In High Places
- First edition
- Author: Arthur Hailey
- Language: English
- Genre: Political fiction
- Set in: Canada
- Publisher: Doubleday
- Publication date: 1962
- Publication place: Canada
- Media type: Print
- Pages: 415
- ISBN: 0385041594
- OCLC: 1035653633

= In High Places (Hailey novel) =

1962 novel by Arthur Hailey

In High Places is a 1962 novel written by Arthur Hailey, a writer known for his success in writing English-language bestsellers. This novel's plot follows the professional career of a Prime Minister of Canada, James McCallum Howden, who faces various challenges of governance relating to foreign policy during the Cold War and domestic issues, such as immigration reform.

==Summary==
The novel is set during a fictional crisis of the Cold War. The characters are presented as attempting to lead Canada as the country faces the imminent threat of thermonuclear war.

James McCallum Howden is portrayed as Canada's Prime Minister, the leader of an unnamed party. The Howden government possesses a rocky, unstable majority in Canada's Parliament. Howden's political struggles are shown in counterpoint with the mingled strength and troubled feelings that he gets from his marriage. He and his wife Margaret are depicted as having a pleasant, passionless relationship, with the politician troubled by guilt over the memories of a past extramarital affair with his assistant, Milly Freedeman. Despite this misstep, Howden is portrayed as a sympathetic character.

Three main storylines are intermingled in the novel, with the characters involved crossing paths at one point or another and influencing each other's lives indirectly through third parties or by feeling the consequences of each other's action. The first storyline follows James Howden and the people from his immediate surroundings' interactions at work or personal affairs, such as the development of a romance between Howden's right-hand man Brian Richardson and Milly Freedeman, the second one describes a seemingly completely unrelated event on the other side of the country in Vancouver, BC, involving an illegal immigrant and his lawyer's attempts to gain him admission in the country, and the third deals with the imminent threat from a nuclear war and the diplomatic events set into motion between Canada and the United States as a result of their efforts to coordinate their defense against the Soviet Union and its satellite states.
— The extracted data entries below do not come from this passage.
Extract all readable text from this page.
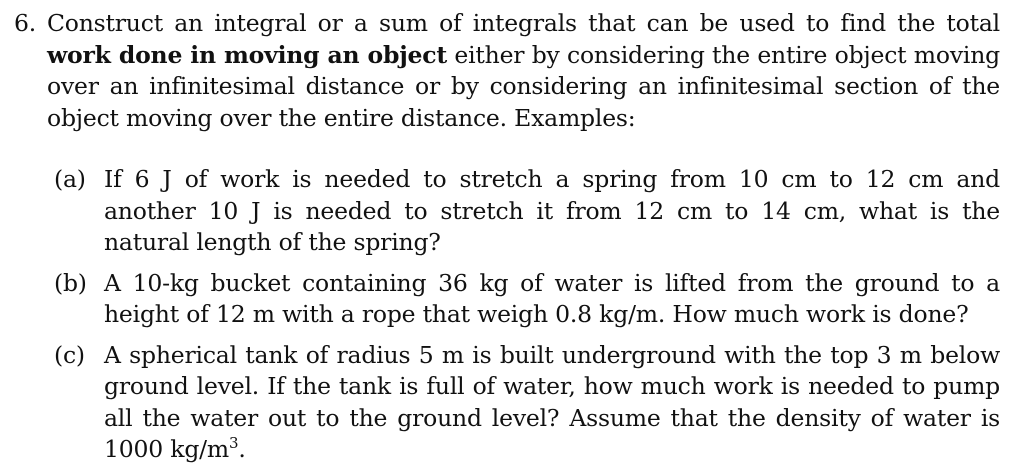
6. Construct an integral or a sum of integrals that can be used to find the total work done in moving an object either by considering the entire object moving over an infinitesimal distance or by considering an infinitesimal section of the object moving over the entire distance. Examples:
(a) If 6 J of work is needed to stretch a spring from 10 cm to 12 cm and another 10 J is needed to stretch it from 12 cm to 14 cm, what is the natural length of the spring?
(b) A 10-kg bucket containing 36 kg of water is lifted from the ground to a height of 12 m with a rope that weigh 0.8 kg/m. How much work is done?
(c) A spherical tank of radius 5 m is built underground with the top 3 m below ground level. If the tank is full of water, how much work is needed to pump all the water out to the ground level? Assume that the density of water is 1000 $kg/m^3$.
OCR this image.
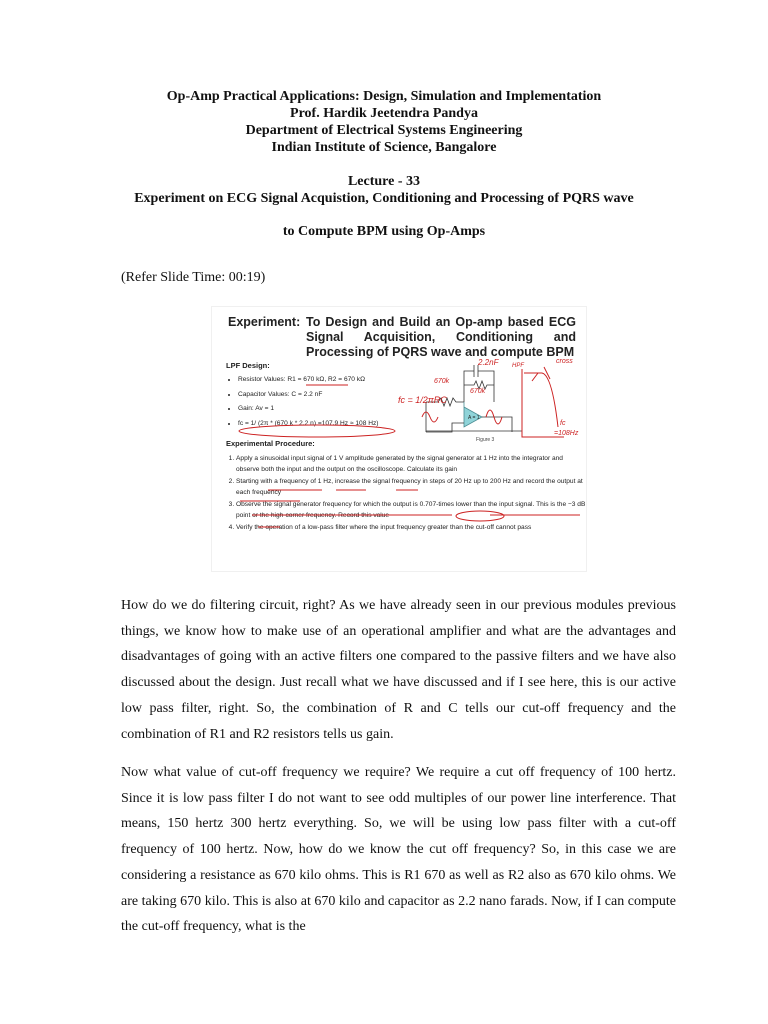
Op-Amp Practical Applications: Design, Simulation and Implementation
Prof. Hardik Jeetendra Pandya
Department of Electrical Systems Engineering
Indian Institute of Science, Bangalore
Lecture - 33
Experiment on ECG Signal Acquistion, Conditioning and Processing of PQRS wave
to Compute BPM using Op-Amps
(Refer Slide Time: 00:19)
Experiment: To Design and Build an Op-amp based ECG Signal Acquisition, Conditioning and Processing of PQRS wave and compute BPM
LPF Design:
• Resistor Values: R1 = 670 kΩ, R2 = 670 kΩ
• Capacitor Values: C = 2.2 nF
• Gain: Av = 1
• fc = 1/ (2π * (670 k * 2.2 n) =107.9 Hz ≈ 108 Hz)
Experimental Procedure:
1. Apply a sinusoidal input signal of 1 V amplitude generated by the signal generator at 1 Hz into the integrator and observe both the input and the output on the oscilloscope. Calculate its gain
2. Starting with a frequency of 1 Hz, increase the signal frequency in steps of 20 Hz up to 200 Hz and record the output at each frequency
3. Observe the signal generator frequency for which the output is 0.707-times lower than the input signal. This is the −3 dB point or the high-corner frequency. Record this value
4. Verify the operation of a low-pass filter where the input frequency greater than the cut-off cannot pass
A = 1
Figure 3
2.2nF
670k
670k
fc = 1/2πRC
cross
fc
=108Hz
HPF

How do we do filtering circuit, right? As we have already seen in our previous modules previous things, we know how to make use of an operational amplifier and what are the advantages and disadvantages of going with an active filters one compared to the passive filters and we have also discussed about the design. Just recall what we have discussed and if I see here, this is our active low pass filter, right. So, the combination of R and C tells our cut-off frequency and the combination of R1 and R2 resistors tells us gain.

Now what value of cut-off frequency we require? We require a cut off frequency of 100 hertz. Since it is low pass filter I do not want to see odd multiples of our power line interference. That means, 150 hertz 300 hertz everything. So, we will be using low pass filter with a cut-off frequency of 100 hertz. Now, how do we know the cut off frequency? So, in this case we are considering a resistance as 670 kilo ohms. This is R1 670 as well as R2 also as 670 kilo ohms. We are taking 670 kilo. This is also at 670 kilo and capacitor as 2.2 nano farads. Now, if I can compute the cut-off frequency, what is the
During the course of the novel, it becomes increasingly clear that Howden's premiership is gravely threatened by the consequences of an amoral political pact that Howden was forced to make with erstwhile ally Harvey Warrender in order to gain the party leadership. The deteriorating relationship between Howden and Warrender forms one of the key plot movements of the novel. Another major plot element is the destabilization of the internal political situation in the country as a result of a PR campaign led by the opposition centering on the case of the illegal immigrant involved in a court case in British Columbia. While Howden successfully negotiates the treaty with the U.S. that guarantees Canada's survival at the end of the future war and the threat from his former political ally is eliminated by Richardson, Howden still faces the prospect of losing the approaching election and descending from power as a result from his actions in the immigration case. The novel ends on a cliffhanger, with Howden preparing to give a speech in the House of Parliament about the future treaty with the U.S. that could change North America's political map forever.